My performance test environment is in Azure,
and a lot of our physical infrastructure is sort of hybrid.
It's half in the cloud and half hybrid.
So I adjust.
If I look and I find a bug within database I.O., for instance,
I know that my database I.O., even on the ultra SSDs in Azure is still about 20 or 30
milliseconds per IO request slower than production. And so only if I find a bug in that area, like,
Hey, you know, we've got a lot of IO overhead for this particular query, or we've got an
incorrect mix of read and write those kinds of things you have to sort of adjust on the fly,
but you kind of have to know as a performance engineer,
what's my target environment?
What are the differences?
And I always have a cheat sheet of, you know,
for each machine, here's the lab CPU,
and here's production CPU, disk, memory, network, configuration.
And what's the difference?
And if anything's plus or minus more than 10% difference,
then I usually downgrade whatever bug I find.
This looks like a bug, but what?
And then I go back to that vulnerability language,
which is like, okay, I found a bug,
but it's a bug with CPU and my CPU is like okay i found a bug but it's a bug with cpu and my cpu is like 50 different
so maybe we don't hit this bug for a while in production or if ever and so you communicate
you learn to communicate differently based on the differences between uh your lab and and that
you know just just just briefly i wanted to say that that the CPU thing came up in your Perf Puzzlers we did the one time, and it's becoming sort of a lost art.
If you're moving to the cloud, you can no longer really consider that stuff.
But I also wonder, for people who are still running machines on-prem, how many are looking at hardware?
And I just mention this because it was never a factor back when I was doing load testing um but anyway don't want to sidetrack with that i know andy
had that i just want to interject that because that the that hardware stuff always comes up in
performance when i talk to you but rarely any other time so yeah that's just just because other
people don't know what they're doing brian there's there's got to be a cpu somewhere right uh and you're paying for it even if you
can't see it uh and that's the real question is if i'm paying for something i damn well better be
able to see it let me i need to be able to get the data get my hands on the data monitor the data
track the data trace that data and and that's that's a you know, that's the, one of the things you guys have
talked a bit about serverless performance and serverless instrumentation.
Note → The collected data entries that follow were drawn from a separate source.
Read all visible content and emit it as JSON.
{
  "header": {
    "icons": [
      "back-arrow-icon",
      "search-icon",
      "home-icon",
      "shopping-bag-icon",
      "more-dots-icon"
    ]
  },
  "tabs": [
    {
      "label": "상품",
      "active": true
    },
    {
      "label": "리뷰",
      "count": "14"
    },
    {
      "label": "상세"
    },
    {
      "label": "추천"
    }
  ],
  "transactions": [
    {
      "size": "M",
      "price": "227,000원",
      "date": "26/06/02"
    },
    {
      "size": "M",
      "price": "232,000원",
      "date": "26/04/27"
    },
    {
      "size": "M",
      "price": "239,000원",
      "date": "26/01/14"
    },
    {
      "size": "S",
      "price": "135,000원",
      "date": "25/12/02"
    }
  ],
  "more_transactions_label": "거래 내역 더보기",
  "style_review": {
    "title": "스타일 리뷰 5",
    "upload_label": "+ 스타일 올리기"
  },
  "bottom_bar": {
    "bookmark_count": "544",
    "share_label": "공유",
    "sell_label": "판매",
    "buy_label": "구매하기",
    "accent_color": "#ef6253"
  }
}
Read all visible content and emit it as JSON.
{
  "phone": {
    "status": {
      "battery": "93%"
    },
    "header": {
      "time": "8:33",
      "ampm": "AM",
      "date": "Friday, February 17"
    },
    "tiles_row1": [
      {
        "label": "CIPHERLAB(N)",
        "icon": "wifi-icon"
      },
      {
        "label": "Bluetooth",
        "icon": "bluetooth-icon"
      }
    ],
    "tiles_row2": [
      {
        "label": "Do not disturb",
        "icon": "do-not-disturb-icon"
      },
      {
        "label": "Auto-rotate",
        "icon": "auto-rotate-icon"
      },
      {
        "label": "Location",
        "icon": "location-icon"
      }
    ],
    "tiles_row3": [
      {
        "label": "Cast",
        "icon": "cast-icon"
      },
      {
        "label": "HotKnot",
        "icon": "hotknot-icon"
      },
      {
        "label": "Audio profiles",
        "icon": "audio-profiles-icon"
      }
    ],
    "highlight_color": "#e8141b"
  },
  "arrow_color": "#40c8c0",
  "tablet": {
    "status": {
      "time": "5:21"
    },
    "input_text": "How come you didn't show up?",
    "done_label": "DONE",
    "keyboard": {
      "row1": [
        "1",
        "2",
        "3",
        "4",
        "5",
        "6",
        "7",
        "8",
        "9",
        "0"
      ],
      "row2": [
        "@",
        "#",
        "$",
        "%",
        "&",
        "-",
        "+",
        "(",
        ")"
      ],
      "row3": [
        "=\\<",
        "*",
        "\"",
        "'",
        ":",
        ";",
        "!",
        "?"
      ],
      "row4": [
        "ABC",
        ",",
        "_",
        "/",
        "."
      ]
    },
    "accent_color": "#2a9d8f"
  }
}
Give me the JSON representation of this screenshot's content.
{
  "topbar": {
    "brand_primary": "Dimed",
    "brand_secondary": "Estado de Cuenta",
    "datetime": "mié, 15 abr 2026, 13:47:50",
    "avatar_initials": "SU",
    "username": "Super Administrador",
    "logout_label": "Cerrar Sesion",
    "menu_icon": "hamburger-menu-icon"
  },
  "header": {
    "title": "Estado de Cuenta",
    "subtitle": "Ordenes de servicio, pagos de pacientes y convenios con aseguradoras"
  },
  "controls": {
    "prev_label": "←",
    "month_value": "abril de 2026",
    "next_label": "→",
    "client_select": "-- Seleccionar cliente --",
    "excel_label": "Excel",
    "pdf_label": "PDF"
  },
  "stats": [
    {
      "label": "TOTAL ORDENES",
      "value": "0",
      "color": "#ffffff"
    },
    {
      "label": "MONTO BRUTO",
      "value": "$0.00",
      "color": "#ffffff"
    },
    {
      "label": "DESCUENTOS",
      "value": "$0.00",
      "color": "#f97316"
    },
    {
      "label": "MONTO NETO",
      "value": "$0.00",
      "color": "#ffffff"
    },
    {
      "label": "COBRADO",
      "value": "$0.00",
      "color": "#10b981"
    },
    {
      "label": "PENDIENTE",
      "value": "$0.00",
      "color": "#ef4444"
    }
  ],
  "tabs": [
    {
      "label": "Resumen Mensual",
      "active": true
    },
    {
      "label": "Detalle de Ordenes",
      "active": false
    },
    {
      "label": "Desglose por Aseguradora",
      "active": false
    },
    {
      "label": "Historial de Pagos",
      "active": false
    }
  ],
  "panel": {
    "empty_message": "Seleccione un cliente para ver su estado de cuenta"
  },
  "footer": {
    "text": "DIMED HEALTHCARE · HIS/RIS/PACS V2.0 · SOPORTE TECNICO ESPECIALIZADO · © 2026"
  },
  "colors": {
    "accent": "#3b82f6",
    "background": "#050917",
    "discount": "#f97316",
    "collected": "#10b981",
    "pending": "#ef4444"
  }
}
How do you monitor,
Hey, serverless, what's the cost? I'll just take the bill. And it's like, great. We ran serverless.
I, two of the folks recently that I've talked to have got, you know, the serverless they're doing
like Lambda or something in the cloud. And I forget the name of the on-prem. You can have your own sort of serverless server on-prem. And they took their
functions that they were paying for, you know, let's say roundabout there, I think it was about
2,500 bucks a month in terms of what they were, the bill they were getting from Lambda to run
serverless, a lot of transactions. And they just switched it
to a two-node cluster of like the little pizza boxes, you know, with state-of-the-art processors
and away we go. And of course, that investment cost them probably 10 grand for those two little
boxes. And of course, the performance blew the doors off of Lambda in the cloud and it cost them
10 grand. Figure those pizza boxes are going to last them three to four years.
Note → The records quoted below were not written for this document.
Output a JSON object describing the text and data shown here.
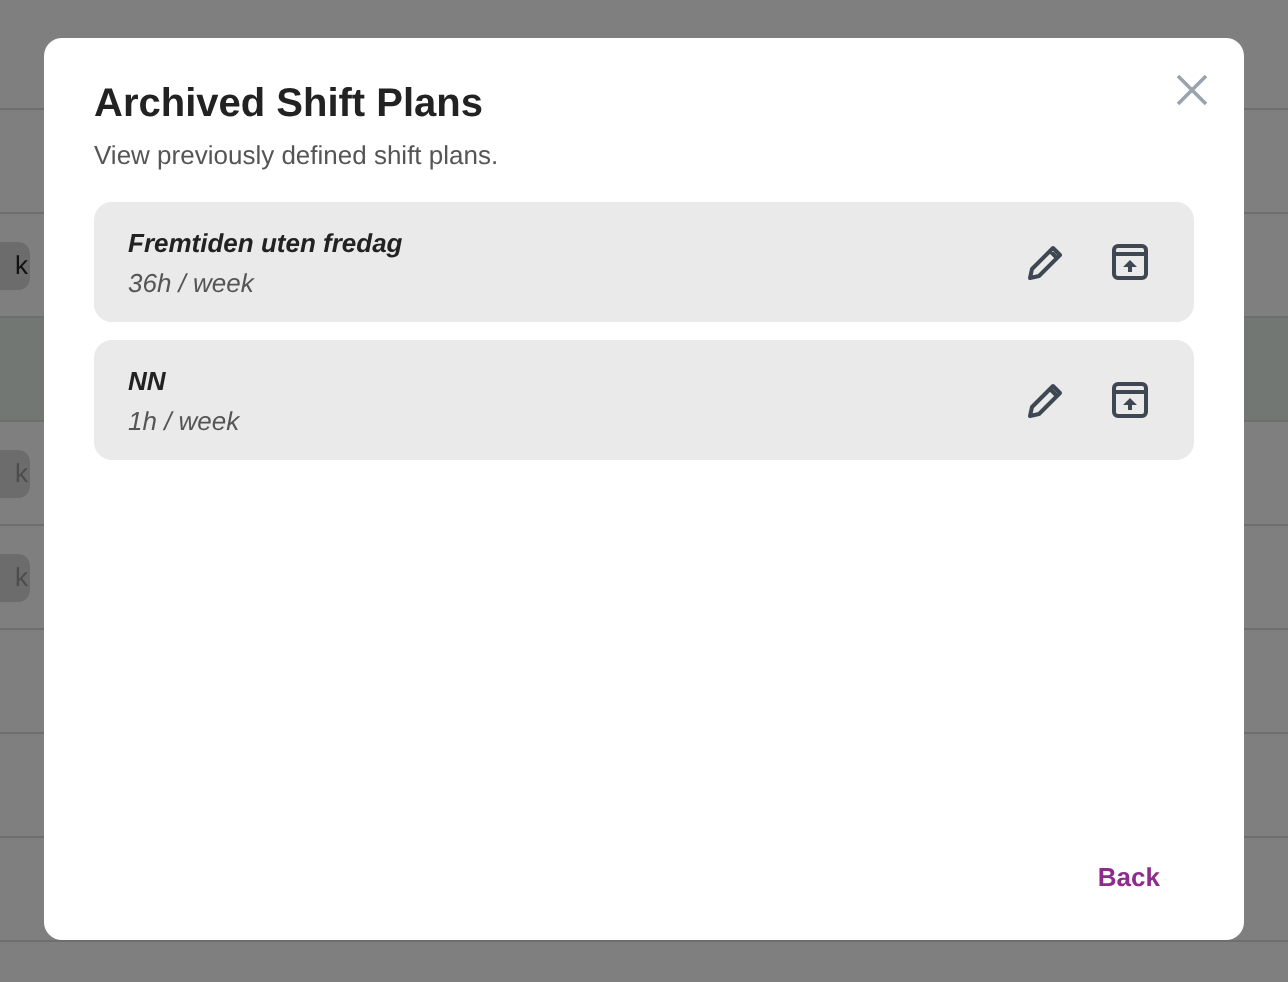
{
  "background": {
    "rows": [
      {
        "kind": "plain"
      },
      {
        "kind": "plain"
      },
      {
        "kind": "chip",
        "label": "k",
        "muted": false
      },
      {
        "kind": "highlight"
      },
      {
        "kind": "chip",
        "label": "k",
        "muted": true
      },
      {
        "kind": "chip",
        "label": "k",
        "muted": true
      },
      {
        "kind": "plain"
      },
      {
        "kind": "plain"
      },
      {
        "kind": "plain"
      }
    ]
  },
  "dialog": {
    "title": "Archived Shift Plans",
    "subtitle": "View previously defined shift plans.",
    "plans": [
      {
        "name": "Fremtiden uten fredag",
        "hours": "36h / week"
      },
      {
        "name": "NN",
        "hours": "1h / week"
      }
    ],
    "back_button": "Back"
  }
}
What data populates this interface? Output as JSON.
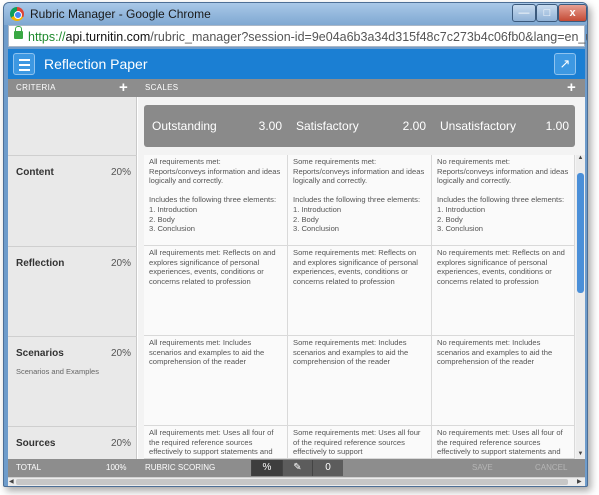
{
  "window": {
    "title": "Rubric Manager - Google Chrome",
    "close_label": "x"
  },
  "address": {
    "scheme": "https://",
    "host": "api.turnitin.com",
    "path": "/rubric_manager?session-id=9e04a6b3a34d315f48c7c273b4c06fb0&lang=en_us"
  },
  "app": {
    "title": "Reflection Paper",
    "accent_color": "#1b7fd3",
    "criteria_header": "CRITERIA",
    "scales_header": "SCALES",
    "add_label": "+"
  },
  "scales": [
    {
      "name": "Outstanding",
      "value": "3.00"
    },
    {
      "name": "Satisfactory",
      "value": "2.00"
    },
    {
      "name": "Unsatisfactory",
      "value": "1.00"
    }
  ],
  "criteria": [
    {
      "name": "Content",
      "percent": "20%",
      "subtitle": "",
      "cells": [
        "All requirements met:\nReports/conveys information and ideas logically and correctly.\n\nIncludes the following three elements:\n1. Introduction\n2. Body\n3. Conclusion",
        "Some requirements met:\nReports/conveys information and ideas logically and correctly.\n\nIncludes the following three elements:\n1. Introduction\n2. Body\n3. Conclusion",
        "No requirements met:\nReports/conveys information and ideas logically and correctly.\n\nIncludes the following three elements:\n1. Introduction\n2. Body\n3. Conclusion"
      ]
    },
    {
      "name": "Reflection",
      "percent": "20%",
      "subtitle": "",
      "cells": [
        "All requirements met: Reflects on and explores significance of personal experiences, events, conditions or concerns related to profession",
        "Some requirements met: Reflects on and explores significance of personal experiences, events, conditions or concerns related to profession",
        "No requirements met: Reflects on and explores significance of personal experiences, events, conditions or concerns related to profession"
      ]
    },
    {
      "name": "Scenarios",
      "percent": "20%",
      "subtitle": "Scenarios and Examples",
      "cells": [
        "All requirements met: Includes scenarios and examples to aid the comprehension of the reader",
        "Some requirements met: Includes scenarios and examples to aid the comprehension of the reader",
        "No requirements met: Includes scenarios and examples to aid the comprehension of the reader"
      ]
    },
    {
      "name": "Sources",
      "percent": "20%",
      "subtitle": "",
      "cells": [
        "All requirements met: Uses all four of the required reference sources effectively to support statements and",
        "Some requirements met: Uses all four of the required reference sources effectively to support",
        "No requirements met: Uses all four of the required reference sources effectively to support statements and"
      ]
    }
  ],
  "footer": {
    "total_label": "TOTAL",
    "total_value": "100%",
    "scoring_label": "RUBRIC SCORING",
    "percent_mode": "%",
    "zero_mode": "0",
    "save_label": "SAVE",
    "cancel_label": "CANCEL"
  }
}
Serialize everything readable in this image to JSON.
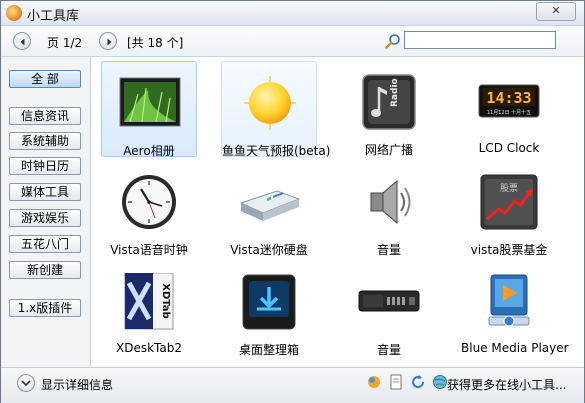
{
  "window": {
    "title": "小工具库",
    "close_label": "✕"
  },
  "toolbar": {
    "page_label": "页 1/2",
    "count_label": "[共 18 个]",
    "search_value": ""
  },
  "sidebar": {
    "items": [
      {
        "label": "全 部",
        "active": true
      },
      {
        "label": "信息资讯"
      },
      {
        "label": "系统辅助"
      },
      {
        "label": "时钟日历"
      },
      {
        "label": "媒体工具"
      },
      {
        "label": "游戏娱乐"
      },
      {
        "label": "五花八门"
      },
      {
        "label": "新创建"
      },
      {
        "label": "1.x版插件"
      }
    ]
  },
  "gadgets": [
    {
      "label": "Aero相册",
      "icon": "photo-album-icon"
    },
    {
      "label": "鱼鱼天气预报(beta)",
      "icon": "weather-sun-icon"
    },
    {
      "label": "网络广播",
      "icon": "radio-icon"
    },
    {
      "label": "LCD Clock",
      "icon": "lcd-clock-icon"
    },
    {
      "label": "Vista语音时钟",
      "icon": "wall-clock-icon"
    },
    {
      "label": "Vista迷你硬盘",
      "icon": "hard-drive-icon"
    },
    {
      "label": "音量",
      "icon": "speaker-icon"
    },
    {
      "label": "vista股票基金",
      "icon": "stock-chart-icon"
    },
    {
      "label": "XDeskTab2",
      "icon": "xdesktab-icon"
    },
    {
      "label": "桌面整理箱",
      "icon": "desktop-box-icon"
    },
    {
      "label": "音量",
      "icon": "volume-panel-icon"
    },
    {
      "label": "Blue Media Player",
      "icon": "media-player-icon"
    }
  ],
  "statusbar": {
    "details_label": "显示详细信息",
    "more_label": "获得更多在线小工具..."
  },
  "lcd_time": "14:33",
  "lcd_date": "11月12日 十月十五",
  "radio_text": "Radio",
  "stock_text": "股票",
  "xdesktab_text": "XDTab"
}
Then they have plenty of overhead.
So there's still people that fall back out of the cloud, Brian.
And they're like, you know what?
Am I really getting what I'm paying for here?
Why can't you let me see these things?
So I'm kind of a cloud skeptic.
I work at a startup right now that has stuff in the cloud, stuff on premise i can see you know the argument and benefit for both for
sure it definitely security wise um in terms of if you really are going to be held liable for stuff
uh some of those pci audits go much easier if you're like we own everything in the cage it's
done right here in that building over there.
Yeah.
One quick question.
So because you bring up the term vulnerability in the context of performance,
which I like, for me, it feels a little bit like what we do with looking at
different performance metrics and then grading them and coming up with a score.
What we do with uh with captain and
i know it's the first time i said it today but here we go um and i wonder if we should i mean
like the term vulnerability and we currently we talk about it as an slo score if it makes more
sense that we say hey we we give, we come up with a score,
but basically in the end,
it is a measure of high risk,
medium risk or low risk.
And then if you combine that
with your vulnerability scans,
maybe that come out of your security tools,
then you have a nice matrix
where you can say,
I don't know performance.
Now people cannot see my hands right now,
but you guys can.
So you have like...
He's got one hand up.
Yeah, one hand up.
It's performance vulnerability.
And then the second one?
Second hand.
Second hand.
Next to it.
Security vulnerability.
And then the third one,
you could even do like your functional vulnerabilities
because essentially functional performance security.
And then you come up hopefully with three green lights, but if one of them is yellow
or orange or red, then you have a challenge. So you're right, Andy, if we think back a good
chunk of time, there was an initiative and a bunch of writing around risk-based testing.
And it was an attempt to test or attach the testing disciplines and a lot of the actual idea of testing to business risk and or
risk to an end user, risk to security, risk to health, the end user's experience. There's all
kinds of extensions that we did that. But to me, it wasn't until like the whole InfoSec security testing world came along, that it cemented this word vulnerability.
And it's even in technical jargon, vulns, right?
V-U-L-N-S.
And there's all of the zero-day initiative stuff happened.
And these are, you know, do you have this ailment?
Do you have this vulnerability?
Yes, my system does.
It has not been patched or healed,
or we haven't done anything with the patching.
And what's interesting for performance is you can think of it as a performance patch.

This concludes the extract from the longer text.